Apple Inc. v. Motorola, Inc., No. 11C 8540, Slip Op. (N.D. Ill. Jan. 24, 2012) (Posner, J. sitting by designation).

In light of the upcoming trial of this case – in stages beginning with liability on June 11, 2012 – and the interest because of both the high profile parties and the fact that Seventh Circuit Judge Posner is presiding over the case, I am going to go out of order and profile a significant number of opinions from this case during June.
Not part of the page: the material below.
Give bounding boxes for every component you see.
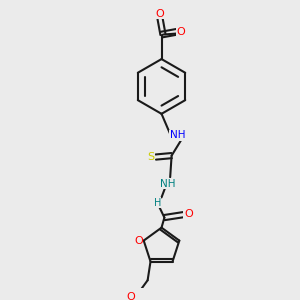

Judge Posner issued several brief rulings on a variety of damages and discovery matters:

  • The parties were given until February 6, 2012, to file briefs setting forth the proper remedies – not necessarily amounts – should the Court find against Motorola on any of Apple’s equitable defenses, including equitable estoppel and unclean hands, for allegedly failing to offer reasonable, nondiscriminatory license terms for its standards-based patents.
  • The parties were given one week to submit a proposed schedule for the completion of all damages discovery.
  • The parties were to submit briefs submitting their view of the proper standards for determining damages for patent infringement.
  • All equitable defenses would be tried separately one week after the liability trial.
  • Damages would also be tried separately one week after the equitable defenses trial.
  • The Court excluded an Apple standards-setting witness.  Apple was given two weeks to submit a brief explaining why the standards did not speak for themselves and to propose another witness without an actual or potential conflict of interest.
  • The Court ordered the parties to limit the number of patents they wished to litigate at the liability trial and then for each opposing party to identify its list of defenses to the asserted patents.